'Today' Pushes Class Warfare After Dow Breaks 13,000

April 26th, 2007 10:27 AM

Producer of an MSM morning news show? Got a few minutes to fill at the end of your first half-hour? Why not resort to a tried-and-true winner: a bit of good old class warfare?

That was the "Today" formula this morning. Matt Lauer introduced the segment, enviously entitled "Share the Wealth?: The Rich Get Richer," fanning the flames of envy and resentment with this opener:

TODAY CO-HOST MATT LAUER: Do you feel like you're working harder and harder nowadays just to stay financially afloat while fat cats get richer and richer? It's not just a feeling, and you're not alone. The story now from from CNBC's Scott Cohn.

View video here.

"Fat cats," Matt? Like morning-show hosts pulling in $13 million a year?

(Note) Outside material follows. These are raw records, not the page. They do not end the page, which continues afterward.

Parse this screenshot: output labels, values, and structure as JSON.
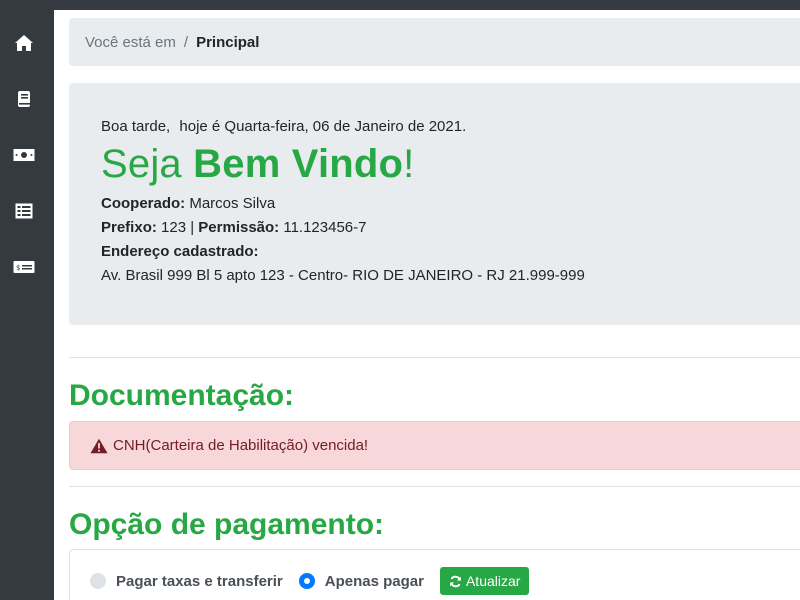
{
  "sidebar": {
    "items": [
      {
        "icon": "home-icon"
      },
      {
        "icon": "book-icon"
      },
      {
        "icon": "money-bill-icon"
      },
      {
        "icon": "list-icon"
      },
      {
        "icon": "money-check-icon"
      }
    ]
  },
  "breadcrumb": {
    "prefix": "Você está em",
    "separator": "/",
    "current": "Principal"
  },
  "welcome": {
    "greeting": "Boa tarde,",
    "date_text": "hoje é Quarta-feira, 06 de Janeiro de 2021.",
    "title_light": "Seja ",
    "title_bold": "Bem Vindo",
    "title_end": "!",
    "cooperado_label": "Cooperado:",
    "cooperado_value": " Marcos Silva",
    "prefixo_label": "Prefixo:",
    "prefixo_value": " 123 | ",
    "permissao_label": "Permissão:",
    "permissao_value": " 11.123456-7",
    "endereco_label": "Endereço cadastrado:",
    "endereco_value": "Av. Brasil 999 Bl 5 apto 123 - Centro- RIO DE JANEIRO - RJ 21.999-999"
  },
  "documentacao": {
    "heading": "Documentação:",
    "alert_text": "CNH(Carteira de Habilitação) vencida!"
  },
  "pagamento": {
    "heading": "Opção de pagamento:",
    "option_1": "Pagar taxas e transferir",
    "option_2": "Apenas pagar",
    "selected": "Apenas pagar",
    "update_button": "Atualizar"
  },
  "colors": {
    "sidebar_bg": "#343a40",
    "accent_green": "#28a745",
    "panel_bg": "#e9ecef",
    "alert_bg": "#f8d7da",
    "radio_selected": "#007bff"
  }
}
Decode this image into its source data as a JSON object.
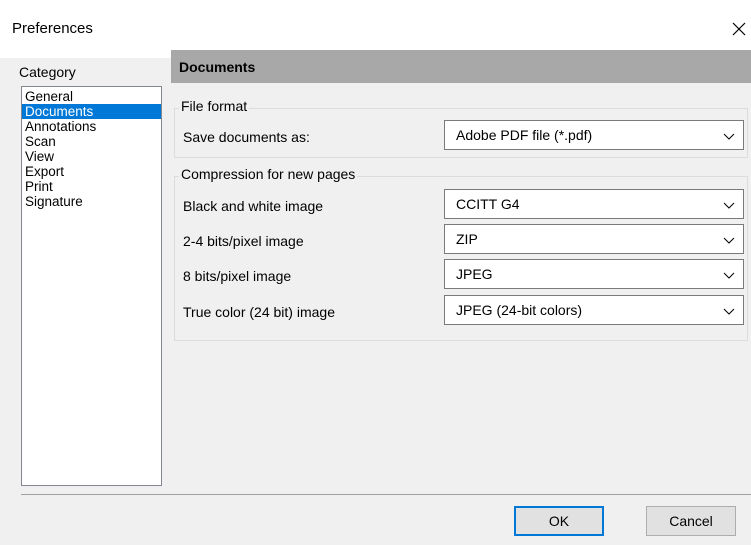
{
  "window": {
    "title": "Preferences"
  },
  "category": {
    "label": "Category",
    "items": [
      {
        "label": "General",
        "selected": false
      },
      {
        "label": "Documents",
        "selected": true
      },
      {
        "label": "Annotations",
        "selected": false
      },
      {
        "label": "Scan",
        "selected": false
      },
      {
        "label": "View",
        "selected": false
      },
      {
        "label": "Export",
        "selected": false
      },
      {
        "label": "Print",
        "selected": false
      },
      {
        "label": "Signature",
        "selected": false
      }
    ]
  },
  "content": {
    "header": "Documents",
    "file_format": {
      "legend": "File format",
      "save_as_label": "Save documents as:",
      "save_as_value": "Adobe PDF file (*.pdf)"
    },
    "compression": {
      "legend": "Compression for new pages",
      "rows": [
        {
          "label": "Black and white image",
          "value": "CCITT G4"
        },
        {
          "label": "2-4 bits/pixel image",
          "value": "ZIP"
        },
        {
          "label": "8 bits/pixel image",
          "value": "JPEG"
        },
        {
          "label": "True color (24 bit) image",
          "value": "JPEG (24-bit colors)"
        }
      ]
    }
  },
  "buttons": {
    "ok": "OK",
    "cancel": "Cancel"
  },
  "colors": {
    "selection": "#0078d7",
    "header_bg": "#a8a8a8",
    "dialog_bg": "#f0f0f0"
  }
}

Cut to Cohn, with footage of Richard David Story, editor of the magazine for American Express's "most elite cardmembers," holders of the black Centurion card. Amidst shots of mounds of jewelry and rich people being pampered, Cohn explained that Story "is on a constant quest for the glitziest, the most glamorous, for an audience that just keeps wanting more."

RICHARD DAVID STORY: They're looking for that one perfect bottle of wine. They're looking for that one perfect not hotel room, not suite, that one perfect villa. And they're extremely demanding right now.

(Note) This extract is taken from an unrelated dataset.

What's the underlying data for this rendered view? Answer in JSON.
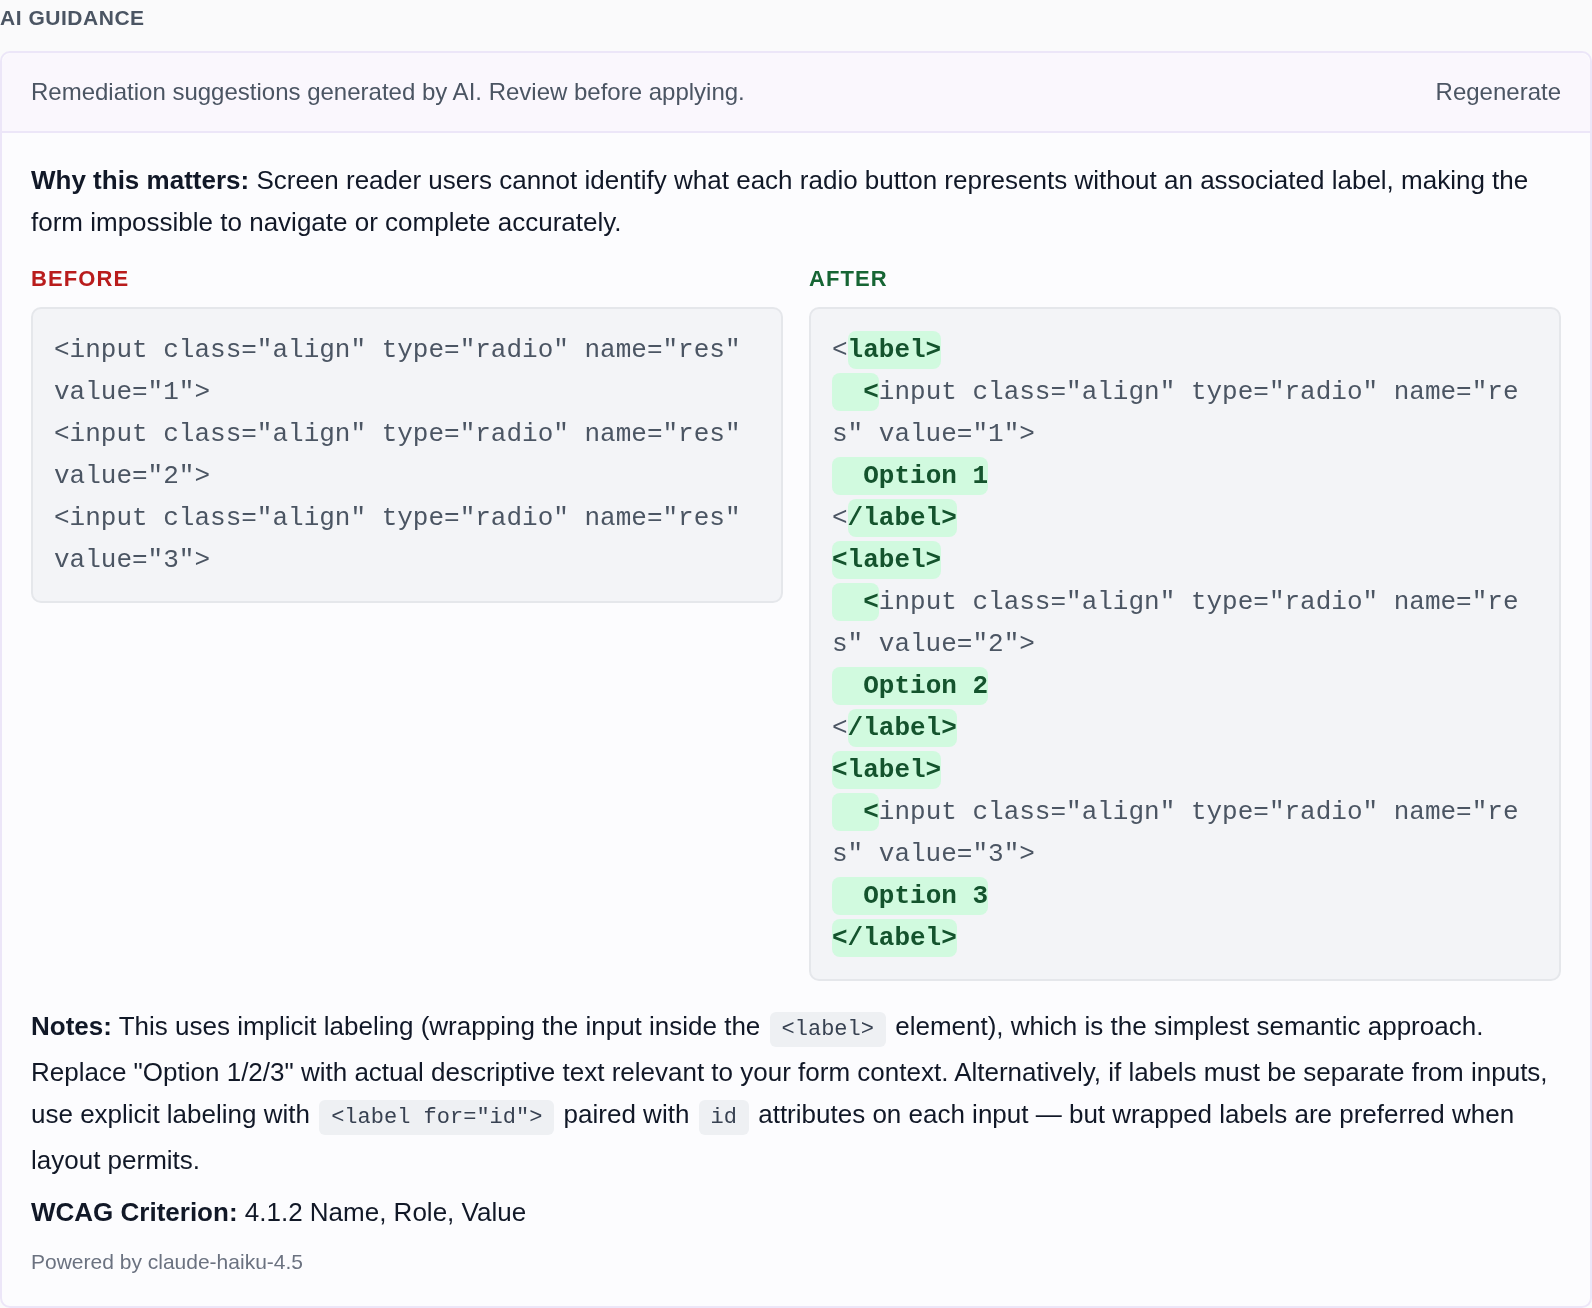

COHN: They can afford to be, with a record stock market, and hedge funds creating a new crop of billionaires. But then, there's the rest of us.

After a couple average-folks-in-the-street comments, Cohn resumed his kvetch.

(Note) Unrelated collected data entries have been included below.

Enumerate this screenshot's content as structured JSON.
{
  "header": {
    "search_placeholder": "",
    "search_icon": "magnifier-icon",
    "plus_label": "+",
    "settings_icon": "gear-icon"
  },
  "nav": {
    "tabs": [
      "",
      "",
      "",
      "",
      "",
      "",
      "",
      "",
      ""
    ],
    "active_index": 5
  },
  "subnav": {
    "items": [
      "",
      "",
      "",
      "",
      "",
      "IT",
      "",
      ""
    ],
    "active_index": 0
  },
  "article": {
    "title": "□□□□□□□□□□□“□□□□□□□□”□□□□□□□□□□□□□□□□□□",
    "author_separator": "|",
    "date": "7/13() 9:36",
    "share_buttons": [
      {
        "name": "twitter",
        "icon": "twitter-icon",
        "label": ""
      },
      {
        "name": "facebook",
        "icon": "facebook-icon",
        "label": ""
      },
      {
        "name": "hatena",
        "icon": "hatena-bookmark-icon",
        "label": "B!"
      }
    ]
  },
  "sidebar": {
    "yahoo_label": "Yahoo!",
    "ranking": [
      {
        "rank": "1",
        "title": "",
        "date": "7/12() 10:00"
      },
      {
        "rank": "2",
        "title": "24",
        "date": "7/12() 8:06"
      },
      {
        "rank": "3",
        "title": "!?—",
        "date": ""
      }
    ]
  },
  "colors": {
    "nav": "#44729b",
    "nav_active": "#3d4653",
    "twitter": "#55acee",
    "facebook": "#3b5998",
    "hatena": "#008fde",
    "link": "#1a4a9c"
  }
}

COHN: Not only are the rich getting richer, they're leaving everyone else behind. In fact the last time the rich were this much richer than everyone else . . . was the Great Depression.

Ooh, scary. But what's the relevance? Are most of us in danger of hitting the soup line anytime soon? Cohn then passed along the finding of a study from perhaps America's most liberal university, Berkeley.

COHN: A University of California study shows the top 1% of Americans now make 22% of the nation's income, their biggest piece of the pie since 1929, while middle-class Americans, by and large, are stuck, rising energy prices canceling out any increase in wages.

I couldn't substantiate Cohn's claim. I did find this recent column describing a Berkeley study reporting that the richest 1% garner 17% of the income. In any case, Cohn failed to mention that that same richest 1% also pay . . . 36.9% of federal income taxes, and that the bottom 50% pay 3.3% (earning 13.4%).

Cohn then rolled a clip of Robert Greenstein, Executive Director of the left-leaning Center on Budget and Policy Priorities [whose funders include George Soros' Open Society Institute and the Barbra Streisand Fund], lamenting: "It makes it harder to achieve the basics of the American dream for the millions of families that get up, work hard, play by the rules every day."

"Work hard and play by the rules"? Wasn't that Bill Clinton's middle-class mantra? Not surprising Greenstein should be parroting it. After all, in 1994 Clinton appointed him to the Bipartisan Commission on Entitlement and Tax Reform. Of course Cohn didn't bother to identify the Center's liberal orientation. What are the odds "Today" would have on a representative of, say, the Heritage Foundation without tagging it "conservative"?